Abdullah Canan için adalet istediler

Kayıp yakınları ve insan hakları savunucuları, Galatasaray Lisesi önünde yaptıkları oturma eyleminde, 21 yıl önce kaybedilen Abdullah Canan'ın akıbetinin aydınlatılmasını ve sorumluların yargılanmasını istedi.

Abone ol

DUVAR - Cumartesi Anneleri, gözaltında kaybedilen evlatları ve yakınları için bir kez daha Galatasaray Lisesi önünde buluştu. Uluslararası hukukta zorla kaybetmenin insanlığa karşı işlenen suçlar içerisinde yer aldığını belirten kayıp yakınları ve insan hakları savunucuları, "616 haftadır gözaltında kaybedilen yüzlerce insanımızın akıbetinin aydınlatılması ve sorumluların cezalandırılması için Galatasaray'dayız" deiler.

Evrensel'de yer alan habere göre, 1995 yılında kaybedilen Fehmi Tosun'un eşi Hanım Tosun, bütün kayıpların ortaya çıkarılması ve faillerin yargılanmasını istediklerini söylerken, Kenan Bilgin'in ağabeyi ise "Buradaki oturmamızdan rahatsızsınız biliyoruz. İnsanlarımızın kayıpları bulunmamışken biz bu alanı terk etmeyeceğiz.

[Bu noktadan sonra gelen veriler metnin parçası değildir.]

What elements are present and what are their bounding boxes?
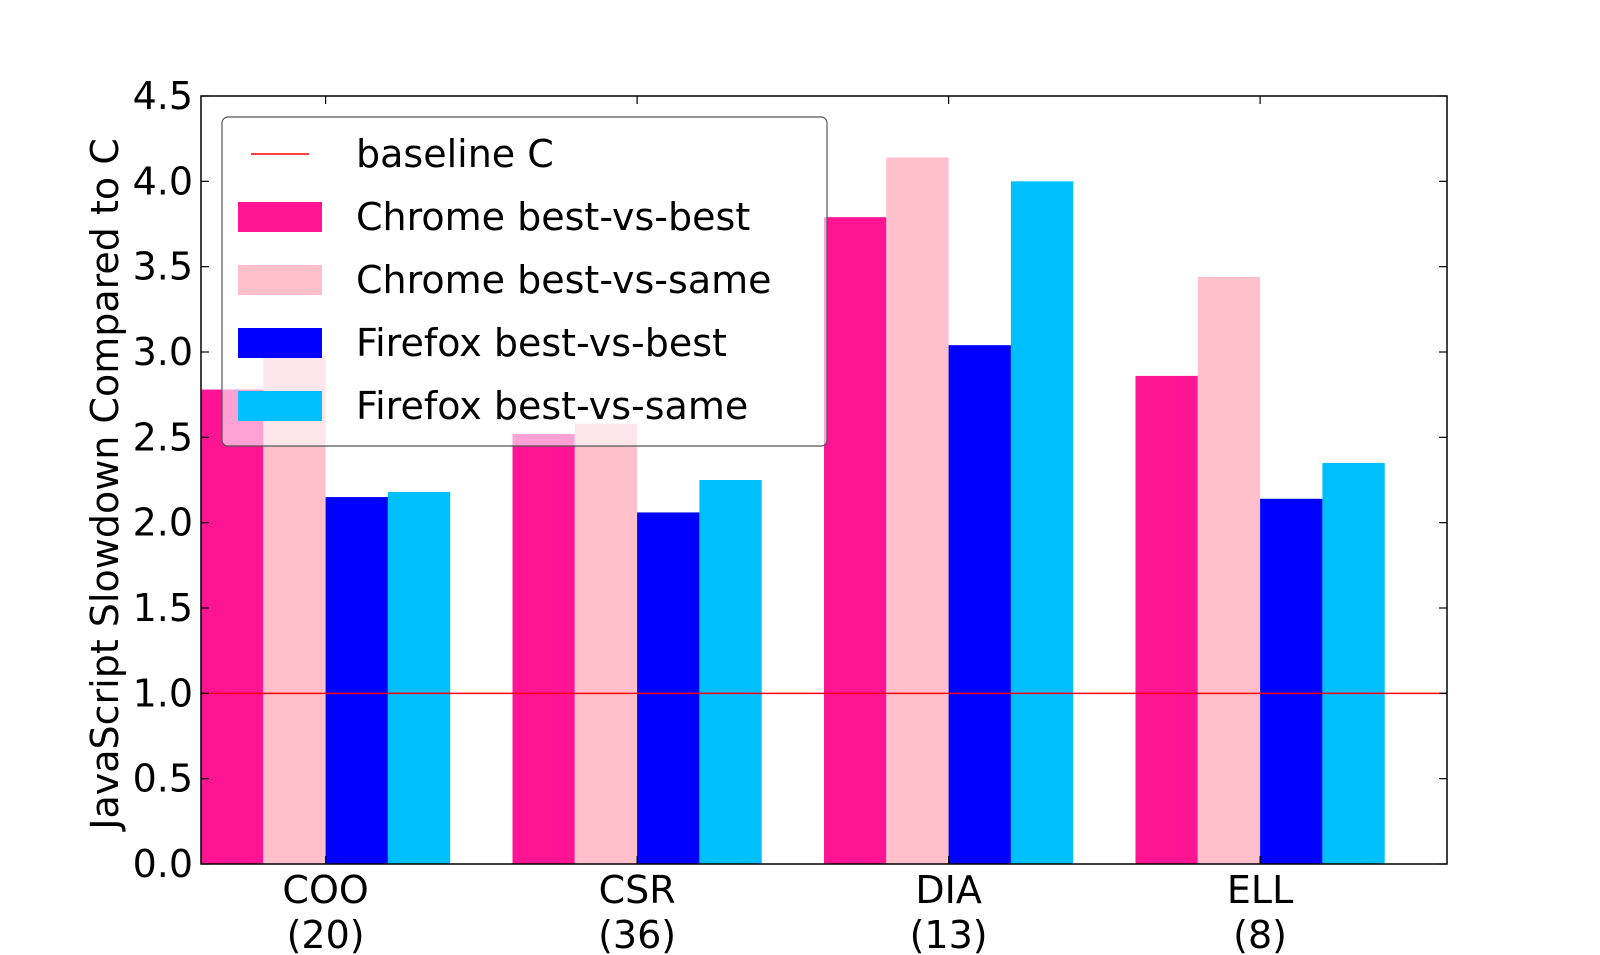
bar-dia-firefox-best-vs-best xyxy=(948,345,1011,864)
legend-label: Firefox best-vs-best xyxy=(356,321,727,365)
y-tick-label: 1.5 xyxy=(133,586,193,630)
y-tick-label: 2.5 xyxy=(133,415,193,459)
y-tick-label: 4.5 xyxy=(133,74,193,118)
y-axis-ticks: 0.0 0.5 1.0 1.5 2.0 2.5 3.0 3.5 4.0 4.5 xyxy=(133,74,1447,886)
x-category-label: DIA xyxy=(915,868,981,912)
y-tick-label: 3.5 xyxy=(133,245,193,289)
bar-csr-chrome-best-vs-same xyxy=(574,423,638,864)
bar-dia-firefox-best-vs-same xyxy=(1010,181,1074,865)
bar-ell-chrome-best-vs-same xyxy=(1197,276,1261,864)
legend-swatch xyxy=(238,328,322,358)
legend-label-baseline: baseline C xyxy=(356,132,554,176)
y-tick-label: 0.5 xyxy=(133,757,193,801)
x-category-count: (36) xyxy=(598,913,676,955)
x-category-label: CSR xyxy=(599,868,676,912)
y-tick-label: 1.0 xyxy=(133,671,193,715)
legend-label: Firefox best-vs-same xyxy=(356,384,748,428)
bar-dia-chrome-best-vs-best xyxy=(824,217,887,864)
bar-coo-firefox-best-vs-best xyxy=(325,497,388,864)
y-tick-label: 2.0 xyxy=(133,501,193,545)
legend-label: Chrome best-vs-same xyxy=(356,258,772,302)
bar-ell-firefox-best-vs-best xyxy=(1260,498,1323,864)
legend-label: Chrome best-vs-best xyxy=(356,195,750,239)
bars-layer xyxy=(201,157,1385,865)
bar-coo-firefox-best-vs-same xyxy=(387,491,451,864)
y-tick-label: 3.0 xyxy=(133,330,193,374)
legend-box xyxy=(221,116,828,447)
x-category-count: (13) xyxy=(910,913,988,955)
bar-ell-firefox-best-vs-same xyxy=(1322,462,1385,864)
x-category-count: (8) xyxy=(1233,913,1287,955)
bar-csr-firefox-best-vs-same xyxy=(699,480,762,864)
y-tick-label: 0.0 xyxy=(133,842,193,886)
legend-swatch xyxy=(238,202,322,232)
legend-swatch xyxy=(238,391,322,421)
plot-frame xyxy=(200,95,1448,865)
y-tick-label: 4.0 xyxy=(133,159,193,203)
bar-csr-firefox-best-vs-best xyxy=(637,512,700,864)
x-category-label: ELL xyxy=(1227,868,1293,912)
legend: baseline C Chrome best-vs-best Chrome best… xyxy=(221,116,828,447)
x-axis-labels: COO(20) CSR(36) DIA(13) ELL(8) xyxy=(282,96,1293,955)
y-axis-label: JavaScript Slowdown Compared to C xyxy=(83,138,127,832)
bar-dia-chrome-best-vs-same xyxy=(886,157,949,864)
bar-ell-chrome-best-vs-best xyxy=(1135,375,1198,864)
bar-csr-chrome-best-vs-best xyxy=(512,433,575,864)
bar-coo-chrome-best-vs-best xyxy=(201,389,264,864)
x-category-count: (20) xyxy=(287,913,365,955)
x-category-label: COO xyxy=(282,868,368,912)
legend-swatch xyxy=(238,265,322,295)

Kayıplarımızı ortaya çıkarana kadar sizi rahatsız etmeye devam edeceğiz" dedi.

Sağlık sorunları nedeniyle 616. hafta eylemine katılamayan gözaltında kayıpların sembol ismi Hasan Ocak'ın annesi Emine Ocak, gönderdiği mektupta şöyle seslendi: "Biz bu meydanı mücadeleyle kazandık. 7 ayımızı gözaltında geçirdik, mücadeleden vazgeçmedik. Evlatlarımızın katillerini bulamayan savcılar, evlatlarımızı sorduğumuz için bizi gözaltına aldığınızda çocuklarınıza ne cevap vereceksiniz? Bizimle görüşen cumhurbaşkanı, bak anneler çocuklarını bulamadan ölüyor. Biz ölüyoruz. Biz ölünce bitecek mi bu mücadele? Çocuklarımızın kemikleri teslim edilene kadar, bizim mezar yerimiz Galatasaray'dır. Kimse bizi buradan ayıramaz."

'CANAN'IN KATİLLERİ YARGILANSIN'

Bu hafta anılan Abdullah Canan'ın oğlu Tayip Canan, "Bizim burada olmamızdan rahatsızsanız katilleri bulun, yargılayın, kemiklerimizi bize verin biz de bu meydana gelmeyelim. Biz isyan etmiyoruz, katilleri yakalayın diyoruz" diye konuştu.

616'ıncı hafta açıklamasını, kayıpların avukatı da olan Gülseren Yoleri okudu. Yoleri, kayıplarının bulunması ve faillerinin yargılanması talebiyle yapılan 615'inci hafta buluşmasında polis müdahalesiyle tehdit edildiklerini söyledi ve ekledi: "2011 yılında dönemin Başbakanı Tayyip Erdoğan’ın davet ederek görüştüğü, 'Elimizden geleni yapacağız' dediği Cumartesi Anneleri’nin yeniden 28 Şubat’ın hukuksuz uygulamalarına tabi tutulmasını kınıyoruz. Her cumartesi bir kaybın hikayesini anlatarak, bilinen faillerini açıklayarak buluşuyoruz. Anlattıklarımız tanık beyanlarına, kamu görevlilerinin ifadelerine, TBMM raporlarına, savcılık fezlekelerine, mahkeme tutanaklarına,  AİHM kararlarına, kitaplara,  gazete haberlerine de yansıyan gerçeklerdir. Hukuksuzluğa boyun eğmeyeceğiz; susmayacağız."

Bu hafta gözaltında kaybedilişinin 21. yılında Avukat Tahir Elçi’nin takip ettiği davalardan biri olan, Abdullah Canan için adalet istediklerini dile getiren Yoleri, "Gözaltında kaybedilen Canan'ı gözaltına alanlar, işkence ile sorgulayanlar ve bedenini kaybedenler bellidir. Savcılık ifadelerinde, mahkeme tutanaklarında, AİHM  kararında TBMM raporunda isimleri yazılıdır. Abdullah Canan’ı katledenler, kaybedenler yargılanarak cezalandırılmalı, Devlet, Abdullah Canan’ın kaybedilmesindeki sorumluluğunu kamuoyuna açıklamalıdır. Abdullah Canan davasındaki 21 yıllık cezasızlık son bulmalıdır" diye konuştu.